I love reading about the origins of food and particularly chocolate this confection dates back years before the introduction of American Raisinets in 1927 we think they first appeared in the late Middle Ages in Europe,
where they took various nuts and seeds like fennel, caraway and almonds and coated them with sugar,
These had several different names mainly called comfits from the Italian word confetti - and were sometimes thrown at weddings before paper confetti replaced them.
French confectioners used to make a joke sweet that looked similar to rabbit droppings, they called them Crotte de Lapin.
These little chocolate drops were high in cocoa butter and melt as soon as you touch them.
This caused a problem, in the early 18th Century, they were being eaten by wealthy ladies who wore expensive white gloves.
If confectioners wanted to continue to sell to these wealthy ladies they needed a solution,
so they started covering the chocolate with a hard sugar coating to seal in the chocolate and stop it melting on their gloves, this is the process we now call panning.
March 24th is National Chocolate Covered Raisins Day, in U.S.A raisinets are a cinema staple and the third-largest selling confection
I wrote a blog in more detail on how to pan using chocolate here
RECIPE: CHOCOLATE COVERED RAISIN CLUSTERS
You need only two ingredients to make chocolate-covered raisins at home: raisins, and chocolate. You can coat the raisins in dark, milk or white chocolate using melted tempered chocolate chips. But the better the chocolate quality, the better the taste.
600g dark chocolate chopped up
Line 4 large baking sheets with baking paper.

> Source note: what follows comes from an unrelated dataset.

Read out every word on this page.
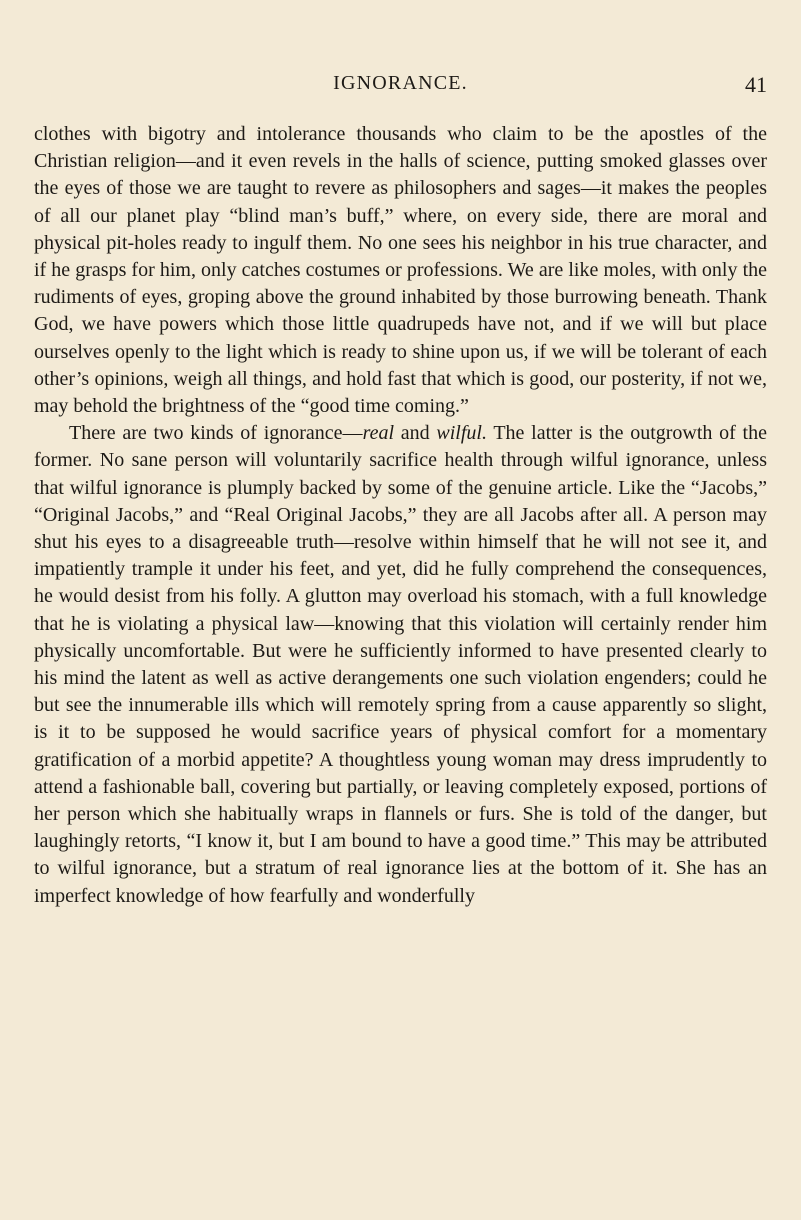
IGNORANCE.	41

clothes with bigotry and intolerance thousands who claim to be the apostles of the Christian religion—and it even revels in the halls of science, putting smoked glasses over the eyes of those we are taught to revere as philosophers and sages—it makes the peoples of all our planet play “blind man’s buff,” where, on every side, there are moral and physical pit-holes ready to ingulf them. No one sees his neighbor in his true character, and if he grasps for him, only catches costumes or professions. We are like moles, with only the rudiments of eyes, groping above the ground inhabited by those burrowing beneath. Thank God, we have powers which those little quadrupeds have not, and if we will but place ourselves openly to the light which is ready to shine upon us, if we will be tolerant of each other’s opinions, weigh all things, and hold fast that which is good, our posterity, if not we, may behold the brightness of the “good time coming.”

There are two kinds of ignorance—real and wilful. The latter is the outgrowth of the former. No sane person will voluntarily sacrifice health through wilful ignorance, unless that wilful ignorance is plumply backed by some of the genuine article. Like the “Jacobs,” “Original Jacobs,” and “Real Original Jacobs,” they are all Jacobs after all. A person may shut his eyes to a disagreeable truth—resolve within himself that he will not see it, and impatiently trample it under his feet, and yet, did he fully comprehend the consequences, he would desist from his folly. A glutton may overload his stomach, with a full knowledge that he is violating a physical law—knowing that this violation will certainly render him physically uncomfortable. But were he sufficiently informed to have presented clearly to his mind the latent as well as active derangements one such violation engenders; could he but see the innumerable ills which will remotely spring from a cause apparently so slight, is it to be supposed he would sacrifice years of physical comfort for a momentary gratification of a morbid appetite? A thoughtless young woman may dress imprudently to attend a fashionable ball, covering but partially, or leaving completely exposed, portions of her person which she habitually wraps in flannels or furs. She is told of the danger, but laughingly retorts, “I know it, but I am bound to have a good time.” This may be attributed to wilful ignorance, but a stratum of real ignorance lies at the bottom of it. She has an imperfect knowledge of how fearfully and wonderfully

Melt 400g of chopped chocolate in the microwave in short thirty second burst until full melted don’t let it get hotter than 50C
Add in the remaining 200g of chocolate and stir until it reaches 32C
Add the raisins to the chocolate and stir well to coat evenly. Use a teaspoon to place 24 small clusters of the raisins onto 2 lined baking sheets. Set aside to cool and firm up.
Keep in airtight containers, layered up between baking paper, in a cool dark place for up to 1 month.